3. DRM for all!

Trans Pacific Partnership DRM

Now before you think we have issues with artists and companies making a living and protecting their work from piracy, let’s be clear. We don’t, we’re all for it. The thing is, it’s always done in the most ham-fisted, dunderheaded way that actually harms the product for those who legitimately purchased it. Take DRM for example.

As a concept Digital Rights Management is no bad thing. It stops pirates from ripping off creators and enabling them to make enough money via legitimate sales that’ll help them continue making great stuff for us.

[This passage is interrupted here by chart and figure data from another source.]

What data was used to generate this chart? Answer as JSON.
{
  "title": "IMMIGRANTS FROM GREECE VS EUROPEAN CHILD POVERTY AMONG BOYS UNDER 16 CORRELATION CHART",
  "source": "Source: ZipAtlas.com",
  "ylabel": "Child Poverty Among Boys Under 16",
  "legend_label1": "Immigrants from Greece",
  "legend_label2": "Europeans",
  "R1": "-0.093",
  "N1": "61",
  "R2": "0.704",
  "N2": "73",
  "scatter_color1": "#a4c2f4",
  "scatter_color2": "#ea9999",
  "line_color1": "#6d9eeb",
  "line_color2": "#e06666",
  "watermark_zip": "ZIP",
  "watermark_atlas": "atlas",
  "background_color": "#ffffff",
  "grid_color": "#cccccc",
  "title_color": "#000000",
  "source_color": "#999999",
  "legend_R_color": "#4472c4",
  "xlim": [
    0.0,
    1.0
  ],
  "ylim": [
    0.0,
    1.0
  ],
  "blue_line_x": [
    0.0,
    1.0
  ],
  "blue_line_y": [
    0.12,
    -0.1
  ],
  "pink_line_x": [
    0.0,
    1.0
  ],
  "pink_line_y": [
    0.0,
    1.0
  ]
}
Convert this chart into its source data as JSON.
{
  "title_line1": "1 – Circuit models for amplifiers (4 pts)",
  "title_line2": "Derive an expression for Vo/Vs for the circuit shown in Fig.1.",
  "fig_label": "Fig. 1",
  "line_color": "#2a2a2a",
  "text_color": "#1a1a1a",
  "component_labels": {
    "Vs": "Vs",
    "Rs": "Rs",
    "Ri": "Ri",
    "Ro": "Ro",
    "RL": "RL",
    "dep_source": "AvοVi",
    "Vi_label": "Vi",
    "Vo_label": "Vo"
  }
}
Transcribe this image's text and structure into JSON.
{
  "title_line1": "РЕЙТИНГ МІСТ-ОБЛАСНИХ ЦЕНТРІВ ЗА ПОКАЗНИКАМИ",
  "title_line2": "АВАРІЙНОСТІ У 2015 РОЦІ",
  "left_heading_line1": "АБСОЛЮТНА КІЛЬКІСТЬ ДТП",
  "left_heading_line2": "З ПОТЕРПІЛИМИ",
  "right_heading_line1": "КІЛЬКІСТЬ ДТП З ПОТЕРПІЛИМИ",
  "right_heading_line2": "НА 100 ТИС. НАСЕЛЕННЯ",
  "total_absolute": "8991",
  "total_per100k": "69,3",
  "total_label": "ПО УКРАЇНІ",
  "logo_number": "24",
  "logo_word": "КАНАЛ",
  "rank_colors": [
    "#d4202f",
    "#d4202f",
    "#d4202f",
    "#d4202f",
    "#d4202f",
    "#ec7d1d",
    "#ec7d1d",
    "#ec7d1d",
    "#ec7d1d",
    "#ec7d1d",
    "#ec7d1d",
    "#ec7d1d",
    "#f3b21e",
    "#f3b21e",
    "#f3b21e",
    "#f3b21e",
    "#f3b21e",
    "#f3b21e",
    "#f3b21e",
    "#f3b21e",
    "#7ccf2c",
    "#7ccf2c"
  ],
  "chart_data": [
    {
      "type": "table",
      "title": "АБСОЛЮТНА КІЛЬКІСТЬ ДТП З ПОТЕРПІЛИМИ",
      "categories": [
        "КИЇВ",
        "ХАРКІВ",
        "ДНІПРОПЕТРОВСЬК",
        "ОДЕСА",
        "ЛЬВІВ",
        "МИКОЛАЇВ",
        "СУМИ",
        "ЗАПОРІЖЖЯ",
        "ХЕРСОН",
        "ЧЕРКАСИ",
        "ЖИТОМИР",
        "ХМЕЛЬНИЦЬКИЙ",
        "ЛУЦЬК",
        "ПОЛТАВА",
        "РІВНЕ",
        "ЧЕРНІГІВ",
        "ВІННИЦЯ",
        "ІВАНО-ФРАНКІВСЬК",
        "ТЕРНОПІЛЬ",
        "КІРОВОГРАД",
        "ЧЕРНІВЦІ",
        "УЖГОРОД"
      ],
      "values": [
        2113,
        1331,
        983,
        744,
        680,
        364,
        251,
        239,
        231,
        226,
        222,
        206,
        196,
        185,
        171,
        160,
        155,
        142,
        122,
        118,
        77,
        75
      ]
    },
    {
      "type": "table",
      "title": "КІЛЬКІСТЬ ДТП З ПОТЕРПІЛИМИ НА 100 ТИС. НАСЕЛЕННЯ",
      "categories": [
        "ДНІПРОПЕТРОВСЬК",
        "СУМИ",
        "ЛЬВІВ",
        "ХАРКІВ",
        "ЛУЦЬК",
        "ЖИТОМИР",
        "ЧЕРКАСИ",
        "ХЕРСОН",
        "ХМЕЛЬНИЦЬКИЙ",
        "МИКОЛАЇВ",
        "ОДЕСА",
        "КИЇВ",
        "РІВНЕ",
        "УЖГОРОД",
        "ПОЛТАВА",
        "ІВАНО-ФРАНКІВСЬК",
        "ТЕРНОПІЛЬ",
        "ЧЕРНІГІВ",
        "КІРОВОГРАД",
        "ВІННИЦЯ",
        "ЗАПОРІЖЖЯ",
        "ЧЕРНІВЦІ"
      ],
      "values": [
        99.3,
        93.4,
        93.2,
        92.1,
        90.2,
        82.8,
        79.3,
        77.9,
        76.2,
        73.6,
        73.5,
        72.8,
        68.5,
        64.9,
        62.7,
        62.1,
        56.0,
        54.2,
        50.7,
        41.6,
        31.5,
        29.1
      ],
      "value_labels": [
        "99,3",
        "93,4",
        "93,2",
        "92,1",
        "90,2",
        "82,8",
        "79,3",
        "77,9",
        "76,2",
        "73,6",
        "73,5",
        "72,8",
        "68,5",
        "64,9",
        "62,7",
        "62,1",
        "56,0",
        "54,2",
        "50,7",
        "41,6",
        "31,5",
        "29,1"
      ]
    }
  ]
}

Trans Pacific Partnership underwear gnomes
Still a better plan than this

However DRM rarely works as advertised, especially when it comes to video games. For example, in 2013 EA’s Sim City 5 required players to always be connected to the internet, even when playing solo, as this was supposed to allow some MMO style features.

This turned out to just be a DRM feature, that EA then said couldn’t be turned off, even after causing huge problems at launch time, preventing those who had purchased the game legitimately from playing it.  Enterprising hackers and modders later found out that EA was barely using the internet connection and that it could indeed be switched off.

Now under the TPPA those hackers and modders, and anyone who messes with DRM, even to see how it works, could be branded a criminal and prosecuted, even if they’re not making money from it.

Even if you want to use existing software to rip DVD’s or Blu-Rays that you already own for your own use and to clear some shelf space clutter, you could effectively be branded a criminal and open to hefty prosecution.